Wu and his team said China’s demand for nuclear fission power is likely to grow significantly around 2035 and there is still much to do, including practical flight verification of the technologies and hardware on board the Tiangong space station and other spacecraft. A key focus of further research and development for the scientists will be the safety of the nuclear reactors during launch and operations, with an imperative requirement that there will be no danger of a nuclear explosion, even if a reactor falls back to Earth. The project team also plans to apply artificial intelligence to the long-term uncrewed operation of space reactors, using the technology to automatically diagnose and deal with any faults. The institutes and universities involved in the ambitious project plan to strengthen their coordination and cooperation even further in coming years. The researchers said China’s largest and most complete industrial chain will also help to realise the project.
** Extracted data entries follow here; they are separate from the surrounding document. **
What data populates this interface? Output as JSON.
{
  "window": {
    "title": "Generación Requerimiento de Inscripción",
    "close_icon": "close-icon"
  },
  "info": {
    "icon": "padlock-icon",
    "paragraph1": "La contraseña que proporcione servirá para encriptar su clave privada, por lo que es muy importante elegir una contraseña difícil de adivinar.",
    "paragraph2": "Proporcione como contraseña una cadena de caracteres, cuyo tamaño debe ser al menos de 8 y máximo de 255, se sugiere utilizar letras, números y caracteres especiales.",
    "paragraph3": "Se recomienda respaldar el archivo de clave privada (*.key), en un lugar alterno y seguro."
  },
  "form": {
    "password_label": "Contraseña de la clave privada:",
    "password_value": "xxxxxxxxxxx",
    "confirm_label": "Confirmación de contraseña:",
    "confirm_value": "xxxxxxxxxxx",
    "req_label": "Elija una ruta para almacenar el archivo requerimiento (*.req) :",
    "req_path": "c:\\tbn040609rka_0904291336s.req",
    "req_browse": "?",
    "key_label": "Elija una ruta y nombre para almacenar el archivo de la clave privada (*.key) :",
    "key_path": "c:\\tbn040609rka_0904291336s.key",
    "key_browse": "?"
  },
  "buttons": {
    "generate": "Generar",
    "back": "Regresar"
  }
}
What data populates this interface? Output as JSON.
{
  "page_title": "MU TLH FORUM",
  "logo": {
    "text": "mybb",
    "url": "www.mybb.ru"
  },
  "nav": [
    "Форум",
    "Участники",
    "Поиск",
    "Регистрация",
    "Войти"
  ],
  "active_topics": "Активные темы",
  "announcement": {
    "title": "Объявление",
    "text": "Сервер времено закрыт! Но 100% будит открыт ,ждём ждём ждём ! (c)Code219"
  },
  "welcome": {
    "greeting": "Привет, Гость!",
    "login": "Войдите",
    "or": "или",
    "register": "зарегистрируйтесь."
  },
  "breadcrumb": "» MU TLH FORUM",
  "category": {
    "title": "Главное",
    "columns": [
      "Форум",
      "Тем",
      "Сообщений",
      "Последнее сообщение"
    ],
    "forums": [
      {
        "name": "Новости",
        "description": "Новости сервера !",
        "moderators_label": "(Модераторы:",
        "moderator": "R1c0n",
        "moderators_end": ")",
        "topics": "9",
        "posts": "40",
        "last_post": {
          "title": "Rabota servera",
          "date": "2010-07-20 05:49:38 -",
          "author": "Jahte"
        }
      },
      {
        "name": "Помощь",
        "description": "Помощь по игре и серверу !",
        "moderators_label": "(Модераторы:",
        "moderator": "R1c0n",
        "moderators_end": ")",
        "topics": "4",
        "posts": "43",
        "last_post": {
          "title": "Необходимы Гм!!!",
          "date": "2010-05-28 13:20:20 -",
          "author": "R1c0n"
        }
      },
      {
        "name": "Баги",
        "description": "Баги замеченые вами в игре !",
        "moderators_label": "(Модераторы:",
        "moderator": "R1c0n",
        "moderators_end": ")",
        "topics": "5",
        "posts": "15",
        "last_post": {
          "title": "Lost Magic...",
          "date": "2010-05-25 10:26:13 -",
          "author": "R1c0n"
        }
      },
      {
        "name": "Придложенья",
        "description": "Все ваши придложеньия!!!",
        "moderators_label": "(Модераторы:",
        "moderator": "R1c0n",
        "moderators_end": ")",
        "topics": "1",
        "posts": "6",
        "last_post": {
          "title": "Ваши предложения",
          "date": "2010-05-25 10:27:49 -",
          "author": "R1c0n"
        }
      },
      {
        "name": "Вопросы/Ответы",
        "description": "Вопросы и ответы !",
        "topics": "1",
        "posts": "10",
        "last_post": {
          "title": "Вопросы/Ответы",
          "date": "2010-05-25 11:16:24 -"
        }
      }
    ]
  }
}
Nuclear reactors could also support China’s other space activities, including its planned crewed mission to the moon and ambitions to play a leading role in interplanetary exploration. “Our country is in a new era,” Wu and his team said. “We plan to embark on deep space exploration missions such as manned lunar exploration, asteroid exploration, flying by Jupiter, and exploring the edges of the solar system. [Space reactors] will be crucial in these endeavours.” While there is still a gap in the research and development foundation of space reactors between China, the US and Russia, the researchers said they believe they will be able to demonstrate applications of the technology at an earlier stage than their rivals, because of their coordinated approach.